Augúrio.
and the smells that were not there.

2021 - ongoing

the boy ate the fruit. one sensual bite after the other.
he tore through the cantaloupe flesh.
the sound, sweet and cold, of naked flesh.
teeth sinking in. the pungent sweetness is visceral, violent.
the eyes devour it too. the wanting. the waiting. the longing.
the smells and the sounds of a savage force.
 


I can smell things when they are not there. I also dream in scent – once I am awake the ghostly smell lingers for days.

Olfactory hallucination, also known as phantosmia, is a condition caused by the ability to smell odours when actual stimuli are not present. This is a poorly understood phenomenon associated with a range of diagnosis. Some studies have shown that phantosmia can be caused by neurological conditions such as head injuries, strokes, Parkinson’s disease, seizures, or brain tumours, amongst others. It has also been linked to symptoms of mental illnesses or disorders such as depression, bipolar or psychotic disorders. The absence of any pathological or psychological symptom in my experiences of phantosmia compels my questioning of how might place, ancestry, and spiritual ways of knowing challenge a constant Western's pathologising and subsequent objectifying of who we are and what constitutes our subjectivities.

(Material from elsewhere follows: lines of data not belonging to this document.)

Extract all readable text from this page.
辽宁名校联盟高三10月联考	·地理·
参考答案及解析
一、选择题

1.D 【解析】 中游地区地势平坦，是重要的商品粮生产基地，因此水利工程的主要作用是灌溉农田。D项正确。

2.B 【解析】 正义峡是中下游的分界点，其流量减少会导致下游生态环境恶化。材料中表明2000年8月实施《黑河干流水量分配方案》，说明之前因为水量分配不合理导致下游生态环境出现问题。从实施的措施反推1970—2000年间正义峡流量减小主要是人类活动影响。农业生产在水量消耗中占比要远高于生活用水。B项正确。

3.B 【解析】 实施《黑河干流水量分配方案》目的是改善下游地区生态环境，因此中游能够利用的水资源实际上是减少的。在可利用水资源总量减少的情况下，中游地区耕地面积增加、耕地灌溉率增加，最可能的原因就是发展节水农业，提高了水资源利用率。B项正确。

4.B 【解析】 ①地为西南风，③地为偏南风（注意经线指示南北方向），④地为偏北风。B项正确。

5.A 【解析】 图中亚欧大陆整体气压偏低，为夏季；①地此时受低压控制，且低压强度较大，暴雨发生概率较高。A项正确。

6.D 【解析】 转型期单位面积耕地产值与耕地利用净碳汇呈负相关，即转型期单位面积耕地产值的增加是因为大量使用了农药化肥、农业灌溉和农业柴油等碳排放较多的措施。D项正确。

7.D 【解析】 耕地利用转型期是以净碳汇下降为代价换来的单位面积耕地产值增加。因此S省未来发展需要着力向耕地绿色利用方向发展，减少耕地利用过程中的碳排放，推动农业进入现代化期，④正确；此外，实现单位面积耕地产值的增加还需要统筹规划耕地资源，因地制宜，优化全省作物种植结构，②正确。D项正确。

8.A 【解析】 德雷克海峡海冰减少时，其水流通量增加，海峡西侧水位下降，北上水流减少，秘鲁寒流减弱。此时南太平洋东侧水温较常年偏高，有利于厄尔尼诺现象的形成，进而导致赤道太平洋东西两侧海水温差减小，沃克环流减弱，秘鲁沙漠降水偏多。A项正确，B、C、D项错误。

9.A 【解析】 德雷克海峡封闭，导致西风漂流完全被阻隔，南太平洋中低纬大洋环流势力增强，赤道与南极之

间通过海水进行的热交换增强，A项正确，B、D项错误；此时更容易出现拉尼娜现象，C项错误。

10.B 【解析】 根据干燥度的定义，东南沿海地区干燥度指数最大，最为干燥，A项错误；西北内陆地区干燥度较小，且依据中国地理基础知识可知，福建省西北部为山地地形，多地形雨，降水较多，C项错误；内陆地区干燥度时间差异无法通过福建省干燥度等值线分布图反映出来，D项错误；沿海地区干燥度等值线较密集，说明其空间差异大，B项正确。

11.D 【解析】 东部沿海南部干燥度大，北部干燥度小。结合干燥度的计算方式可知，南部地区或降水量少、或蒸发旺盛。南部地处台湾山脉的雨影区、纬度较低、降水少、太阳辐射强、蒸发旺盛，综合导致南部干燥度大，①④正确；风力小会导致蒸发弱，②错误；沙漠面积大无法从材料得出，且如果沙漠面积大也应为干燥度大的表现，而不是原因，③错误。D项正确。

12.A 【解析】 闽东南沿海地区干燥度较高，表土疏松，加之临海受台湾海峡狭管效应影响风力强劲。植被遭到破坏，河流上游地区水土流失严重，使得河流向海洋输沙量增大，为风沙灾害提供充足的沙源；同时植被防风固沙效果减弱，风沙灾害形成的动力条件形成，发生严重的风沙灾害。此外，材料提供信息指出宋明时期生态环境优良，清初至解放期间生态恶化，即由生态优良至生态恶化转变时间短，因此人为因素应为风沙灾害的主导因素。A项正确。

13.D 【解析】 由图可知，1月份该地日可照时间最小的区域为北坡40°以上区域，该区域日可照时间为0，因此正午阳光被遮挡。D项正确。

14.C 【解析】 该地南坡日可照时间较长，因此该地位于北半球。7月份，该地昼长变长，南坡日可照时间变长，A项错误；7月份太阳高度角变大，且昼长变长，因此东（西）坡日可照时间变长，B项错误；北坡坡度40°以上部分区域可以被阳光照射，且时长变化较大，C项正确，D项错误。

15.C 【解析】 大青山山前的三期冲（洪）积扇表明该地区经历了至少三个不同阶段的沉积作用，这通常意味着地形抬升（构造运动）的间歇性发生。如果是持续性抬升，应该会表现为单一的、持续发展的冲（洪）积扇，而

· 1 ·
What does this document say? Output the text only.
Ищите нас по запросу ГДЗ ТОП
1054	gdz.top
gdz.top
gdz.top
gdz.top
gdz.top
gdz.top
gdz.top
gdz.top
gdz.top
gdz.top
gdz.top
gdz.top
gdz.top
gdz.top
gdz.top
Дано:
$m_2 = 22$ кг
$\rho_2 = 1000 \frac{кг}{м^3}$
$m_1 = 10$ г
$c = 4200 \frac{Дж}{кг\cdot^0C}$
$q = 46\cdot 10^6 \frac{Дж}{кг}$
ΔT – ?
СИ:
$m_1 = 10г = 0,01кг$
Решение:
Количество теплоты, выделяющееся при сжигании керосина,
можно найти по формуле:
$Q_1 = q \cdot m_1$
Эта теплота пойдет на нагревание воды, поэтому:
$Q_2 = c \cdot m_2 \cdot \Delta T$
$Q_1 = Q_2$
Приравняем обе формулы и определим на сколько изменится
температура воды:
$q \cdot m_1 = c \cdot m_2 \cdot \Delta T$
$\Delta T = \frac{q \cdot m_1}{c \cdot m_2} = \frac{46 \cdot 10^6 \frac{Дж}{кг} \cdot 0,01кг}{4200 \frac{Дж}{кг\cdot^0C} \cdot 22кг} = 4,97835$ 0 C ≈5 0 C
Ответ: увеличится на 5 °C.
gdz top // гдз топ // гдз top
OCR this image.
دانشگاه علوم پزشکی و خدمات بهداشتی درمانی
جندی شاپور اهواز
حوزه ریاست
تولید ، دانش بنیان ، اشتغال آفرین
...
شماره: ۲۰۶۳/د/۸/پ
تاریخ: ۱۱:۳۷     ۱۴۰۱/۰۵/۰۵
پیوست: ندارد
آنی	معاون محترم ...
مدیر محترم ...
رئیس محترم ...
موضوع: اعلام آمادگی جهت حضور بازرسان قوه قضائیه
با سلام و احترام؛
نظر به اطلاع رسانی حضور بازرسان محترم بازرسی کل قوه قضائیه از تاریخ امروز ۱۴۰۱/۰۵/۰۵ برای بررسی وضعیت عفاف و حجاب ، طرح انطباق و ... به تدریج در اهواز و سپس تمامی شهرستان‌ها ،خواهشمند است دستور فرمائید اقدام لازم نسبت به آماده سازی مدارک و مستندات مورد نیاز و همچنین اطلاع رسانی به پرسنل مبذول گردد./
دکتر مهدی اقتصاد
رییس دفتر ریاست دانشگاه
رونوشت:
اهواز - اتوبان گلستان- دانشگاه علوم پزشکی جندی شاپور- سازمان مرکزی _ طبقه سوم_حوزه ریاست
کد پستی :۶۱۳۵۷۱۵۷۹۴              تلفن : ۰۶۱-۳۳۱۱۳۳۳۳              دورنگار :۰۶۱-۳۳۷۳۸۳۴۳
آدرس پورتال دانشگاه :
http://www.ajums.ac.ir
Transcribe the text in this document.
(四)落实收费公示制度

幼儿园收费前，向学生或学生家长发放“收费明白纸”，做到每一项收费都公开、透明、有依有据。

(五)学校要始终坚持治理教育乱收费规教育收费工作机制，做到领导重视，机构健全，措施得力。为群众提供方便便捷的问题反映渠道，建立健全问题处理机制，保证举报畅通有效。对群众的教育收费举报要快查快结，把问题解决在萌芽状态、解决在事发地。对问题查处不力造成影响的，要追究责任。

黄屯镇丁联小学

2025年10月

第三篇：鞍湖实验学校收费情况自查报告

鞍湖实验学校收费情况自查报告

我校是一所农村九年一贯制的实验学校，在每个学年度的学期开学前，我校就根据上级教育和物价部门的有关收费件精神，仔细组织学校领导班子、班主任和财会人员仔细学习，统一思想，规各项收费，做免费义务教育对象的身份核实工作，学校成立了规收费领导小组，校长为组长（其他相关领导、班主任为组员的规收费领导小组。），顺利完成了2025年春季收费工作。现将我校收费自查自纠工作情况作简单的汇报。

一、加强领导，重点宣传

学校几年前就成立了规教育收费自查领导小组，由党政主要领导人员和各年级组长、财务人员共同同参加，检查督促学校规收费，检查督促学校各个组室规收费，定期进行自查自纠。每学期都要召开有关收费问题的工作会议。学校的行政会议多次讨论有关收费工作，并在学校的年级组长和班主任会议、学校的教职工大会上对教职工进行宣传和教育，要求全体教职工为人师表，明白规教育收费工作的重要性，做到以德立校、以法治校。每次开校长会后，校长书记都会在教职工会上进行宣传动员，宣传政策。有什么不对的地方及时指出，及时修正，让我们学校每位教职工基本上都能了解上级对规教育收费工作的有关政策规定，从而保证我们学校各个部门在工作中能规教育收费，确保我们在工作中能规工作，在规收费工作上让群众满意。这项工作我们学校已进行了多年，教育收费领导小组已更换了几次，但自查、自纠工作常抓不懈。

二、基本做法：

Augúrio and the smells that were not there uses the nuances of my biological being as a vehicle to understand crossovers and divides that may exist between pathologies – psychological and cognitive – and diverse, hybrid cultural contexts. With the making of this work, I begin to understand that at its core, biological systems are fundamentally the same, and are built to perform the same tasks, human to human. However, I am also beginning to understand that the distribution of olfactory receptors in the epithelium, just as the distribution of photoreceptors in the retina, may be and ultimately are unique to individuals, just like fingerprints. The same way that sensations and perceptions are also distinctively experienced.